Nesse contexto, ainda, pode-se verificar que os meios de comunicação contemporâneos aperfeiçoam a representação tridimensional da imagem e do som, mas pouco avançam na apresentação ou reprodução de aromas com fins intelectivos. Concretamente, o apelo ordinário do olfato se aprimorou na indústria alimentícia, em aromas artificiais idênticos ao natural, da baunilha ao bacon; e na perfumaria, da mais barata à milionária, tantas vezes uma emulando a outra na incessante busca de sofisticação. A gastronomia, também, refina-se no apego às sensações específicas, transcendendo a alimentação pela sobrevivência, vendo nela uma arte e um prazer do paladar.

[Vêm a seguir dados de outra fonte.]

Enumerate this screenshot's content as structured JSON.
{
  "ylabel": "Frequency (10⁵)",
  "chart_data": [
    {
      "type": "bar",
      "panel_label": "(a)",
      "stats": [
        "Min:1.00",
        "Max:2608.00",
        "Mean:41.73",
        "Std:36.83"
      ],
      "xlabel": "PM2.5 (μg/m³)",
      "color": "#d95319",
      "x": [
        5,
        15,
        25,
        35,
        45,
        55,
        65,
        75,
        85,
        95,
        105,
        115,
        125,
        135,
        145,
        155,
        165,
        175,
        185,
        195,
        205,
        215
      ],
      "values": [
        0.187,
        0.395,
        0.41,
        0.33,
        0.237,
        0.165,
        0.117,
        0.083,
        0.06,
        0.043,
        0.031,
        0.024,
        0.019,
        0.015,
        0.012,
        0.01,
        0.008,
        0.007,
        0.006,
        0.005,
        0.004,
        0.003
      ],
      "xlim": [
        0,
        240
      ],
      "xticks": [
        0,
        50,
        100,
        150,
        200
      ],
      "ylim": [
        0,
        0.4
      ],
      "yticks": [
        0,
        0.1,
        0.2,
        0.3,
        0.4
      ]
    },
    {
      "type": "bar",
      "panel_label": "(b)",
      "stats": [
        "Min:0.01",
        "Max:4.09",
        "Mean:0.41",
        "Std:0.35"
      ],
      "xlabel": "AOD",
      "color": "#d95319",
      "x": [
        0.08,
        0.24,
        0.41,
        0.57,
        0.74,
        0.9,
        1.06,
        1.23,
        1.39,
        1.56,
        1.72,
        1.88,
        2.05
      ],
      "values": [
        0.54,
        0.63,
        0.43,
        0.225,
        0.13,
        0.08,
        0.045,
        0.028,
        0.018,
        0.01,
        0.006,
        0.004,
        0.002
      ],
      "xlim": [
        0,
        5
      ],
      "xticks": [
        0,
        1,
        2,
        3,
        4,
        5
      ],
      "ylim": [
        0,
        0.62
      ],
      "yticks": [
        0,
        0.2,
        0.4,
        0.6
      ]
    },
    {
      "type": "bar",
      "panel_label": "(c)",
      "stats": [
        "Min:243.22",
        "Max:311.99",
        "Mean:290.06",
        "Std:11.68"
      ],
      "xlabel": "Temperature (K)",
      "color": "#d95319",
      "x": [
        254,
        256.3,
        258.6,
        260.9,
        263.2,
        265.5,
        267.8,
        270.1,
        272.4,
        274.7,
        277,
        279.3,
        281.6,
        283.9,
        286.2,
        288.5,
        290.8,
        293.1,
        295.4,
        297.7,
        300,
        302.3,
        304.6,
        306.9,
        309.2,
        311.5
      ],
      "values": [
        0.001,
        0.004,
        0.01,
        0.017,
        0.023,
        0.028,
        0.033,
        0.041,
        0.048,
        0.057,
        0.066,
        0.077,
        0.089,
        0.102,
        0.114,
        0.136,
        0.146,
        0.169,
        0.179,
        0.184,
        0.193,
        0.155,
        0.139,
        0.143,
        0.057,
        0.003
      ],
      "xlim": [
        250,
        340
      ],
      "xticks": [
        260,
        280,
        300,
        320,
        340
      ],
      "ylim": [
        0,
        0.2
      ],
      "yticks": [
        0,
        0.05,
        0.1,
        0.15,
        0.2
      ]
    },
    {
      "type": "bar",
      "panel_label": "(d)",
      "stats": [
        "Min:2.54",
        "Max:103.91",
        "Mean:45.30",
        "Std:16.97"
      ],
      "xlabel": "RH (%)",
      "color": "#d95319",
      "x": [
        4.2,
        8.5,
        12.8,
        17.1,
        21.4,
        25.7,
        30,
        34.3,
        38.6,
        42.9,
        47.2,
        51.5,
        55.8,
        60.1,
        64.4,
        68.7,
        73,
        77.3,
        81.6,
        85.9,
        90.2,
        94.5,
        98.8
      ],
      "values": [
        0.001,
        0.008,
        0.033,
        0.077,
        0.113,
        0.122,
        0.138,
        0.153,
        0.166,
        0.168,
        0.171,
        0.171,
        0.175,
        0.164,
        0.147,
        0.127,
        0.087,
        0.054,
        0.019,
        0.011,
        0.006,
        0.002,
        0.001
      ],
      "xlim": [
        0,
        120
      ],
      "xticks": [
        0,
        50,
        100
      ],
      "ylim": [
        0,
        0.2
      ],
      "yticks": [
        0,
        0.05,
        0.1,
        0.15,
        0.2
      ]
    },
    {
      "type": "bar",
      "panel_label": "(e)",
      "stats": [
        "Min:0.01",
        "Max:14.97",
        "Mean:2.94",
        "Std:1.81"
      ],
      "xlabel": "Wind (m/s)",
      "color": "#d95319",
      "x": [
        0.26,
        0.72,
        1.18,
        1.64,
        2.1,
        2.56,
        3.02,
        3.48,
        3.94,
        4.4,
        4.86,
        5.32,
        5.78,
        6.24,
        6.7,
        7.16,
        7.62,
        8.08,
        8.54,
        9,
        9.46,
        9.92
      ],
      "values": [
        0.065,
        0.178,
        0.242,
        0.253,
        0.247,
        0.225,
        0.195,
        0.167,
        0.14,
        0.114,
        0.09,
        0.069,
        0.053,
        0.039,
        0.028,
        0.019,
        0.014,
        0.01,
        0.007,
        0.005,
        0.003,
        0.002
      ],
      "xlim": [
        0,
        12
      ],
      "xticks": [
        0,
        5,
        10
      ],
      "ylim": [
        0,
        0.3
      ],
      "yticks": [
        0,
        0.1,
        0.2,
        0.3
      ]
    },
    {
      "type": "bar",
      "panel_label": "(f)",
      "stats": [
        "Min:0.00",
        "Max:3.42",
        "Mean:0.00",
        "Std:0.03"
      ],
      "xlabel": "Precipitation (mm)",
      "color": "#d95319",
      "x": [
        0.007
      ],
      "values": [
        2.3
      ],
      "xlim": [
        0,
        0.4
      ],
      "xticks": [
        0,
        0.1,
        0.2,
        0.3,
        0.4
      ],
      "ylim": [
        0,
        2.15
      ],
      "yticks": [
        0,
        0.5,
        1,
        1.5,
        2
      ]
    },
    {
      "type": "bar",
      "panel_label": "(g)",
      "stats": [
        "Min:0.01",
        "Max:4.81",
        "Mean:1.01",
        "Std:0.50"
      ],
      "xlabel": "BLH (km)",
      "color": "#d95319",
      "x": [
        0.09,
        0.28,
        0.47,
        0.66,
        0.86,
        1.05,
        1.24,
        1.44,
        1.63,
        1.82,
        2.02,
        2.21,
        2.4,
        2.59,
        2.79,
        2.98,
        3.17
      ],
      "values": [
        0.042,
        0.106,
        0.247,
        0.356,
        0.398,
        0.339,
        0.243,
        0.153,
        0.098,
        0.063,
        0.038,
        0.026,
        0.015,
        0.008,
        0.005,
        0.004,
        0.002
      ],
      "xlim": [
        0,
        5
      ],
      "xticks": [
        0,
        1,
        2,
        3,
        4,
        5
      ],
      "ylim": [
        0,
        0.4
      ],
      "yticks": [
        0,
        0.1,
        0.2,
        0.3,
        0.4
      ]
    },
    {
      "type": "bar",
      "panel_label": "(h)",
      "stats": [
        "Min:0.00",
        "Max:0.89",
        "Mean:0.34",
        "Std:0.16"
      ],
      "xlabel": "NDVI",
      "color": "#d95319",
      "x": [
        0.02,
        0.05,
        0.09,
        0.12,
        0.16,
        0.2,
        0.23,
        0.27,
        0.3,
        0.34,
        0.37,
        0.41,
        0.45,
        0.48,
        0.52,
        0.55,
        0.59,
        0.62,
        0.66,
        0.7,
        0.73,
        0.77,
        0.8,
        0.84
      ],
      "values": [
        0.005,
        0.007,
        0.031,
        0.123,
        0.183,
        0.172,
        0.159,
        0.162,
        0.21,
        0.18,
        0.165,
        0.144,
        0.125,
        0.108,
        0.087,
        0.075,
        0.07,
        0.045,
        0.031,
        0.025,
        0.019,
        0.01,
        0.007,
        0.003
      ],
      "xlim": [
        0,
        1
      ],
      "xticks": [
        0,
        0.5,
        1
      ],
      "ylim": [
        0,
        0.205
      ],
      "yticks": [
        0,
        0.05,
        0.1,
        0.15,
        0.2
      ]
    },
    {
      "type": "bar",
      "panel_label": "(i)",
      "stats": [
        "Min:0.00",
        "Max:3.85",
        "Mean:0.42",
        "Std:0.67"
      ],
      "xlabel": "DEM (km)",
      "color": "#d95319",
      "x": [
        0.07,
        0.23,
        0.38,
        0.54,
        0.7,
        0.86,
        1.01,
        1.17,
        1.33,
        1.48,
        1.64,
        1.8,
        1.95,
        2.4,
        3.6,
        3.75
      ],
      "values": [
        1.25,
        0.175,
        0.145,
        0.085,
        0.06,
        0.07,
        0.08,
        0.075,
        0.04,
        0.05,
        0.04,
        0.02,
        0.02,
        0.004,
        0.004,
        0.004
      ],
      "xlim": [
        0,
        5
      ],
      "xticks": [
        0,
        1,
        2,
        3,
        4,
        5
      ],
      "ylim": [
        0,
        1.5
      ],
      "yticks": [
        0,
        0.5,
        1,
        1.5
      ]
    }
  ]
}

Todos esses exemplos apontam para uma maior fluidez do aroma, destinado ao consumo e se encerrando em seu caráter de composto volátil.

As artes seguem o mesmo caminho, de modo que os cheiros (enquanto manifestação, e não representação imagética) integram e estrelam principalmente as experiências de vanguarda na arte contemporânea, geralmente em arte ambiental (4), ficando a produção aromática difundida, de ponta e exaustiva canalizada nas grifes e designers de perfumes, unindo alta sofisticação com a imediata venda casada de sensualidade, modernidade, bem-estar e toda sorte de imagens que as pessoas possam agregar a si por meio da compra e do estilo (5). O perfume é também um meio de valores sociais que o indivíduo pode exalar.

Filosoficamente, a pergunta latente no assunto é: o cheiro permite produzir conhecimento? Conforme se verifica pelo cenário acima desenhado, ao aroma ficou relegado mais o papel dentro do consumo do que, necessariamente, de conhecimento; ou seja, sua função precípua é ser fruído, e não poderia ser diferente ante sua natureza. O papel das especiarias e sua fascinação no desenvolvimento comercial corrobora esse entendimento.

Contudo, como todo fenômeno, do aroma pode se depreender conhecimento, valoração, enfim, produções culturais que, ao se perpassarem na discussão, se transmutam em novas possibilidades. A dualidade está presente no sentido.

Um interessante exemplo nesse sentido de discussão é a análise e crítica de perfumes. O crítico Chandler Burr se destaca nesse ramo e, para ilustrar, brevemente pode-se destacar alguns pontos de seu artigo “Gucci Envy é obra de arte olfativa moderna e enigmática” (6). Nesta crítica, o autor verifica que o perfume seria digno de exposição no Museu de Arte Moderna, tamanha sua transcendência e grandiosidade aromática: uma obra de arte olfativa. Para Burr, a fragrância única possibilita estados mentais surreais, criando-se uma beleza pura, límpida e requintada, qualificada pelas qualidades técnicas perfeitas de fixação, intensidade e estrutura. A fragrância seria “maravilhosamente estranha quanto estranhamente maravilhosa”, devendo-se para apreciá-la abandonar as referências aos aromas naturais. Ainda, destaca o autor, acerca da atividade de crítica aromática: “é interessante como é mais difícil descrever um bom perfume do que um perfume ruim, mas não é de surpreender: isto acontece, em boa medida, porque quase sempre os bons incorporam a originalidade, e esta é, por definição, uma qualidade que desafia a descrição.”.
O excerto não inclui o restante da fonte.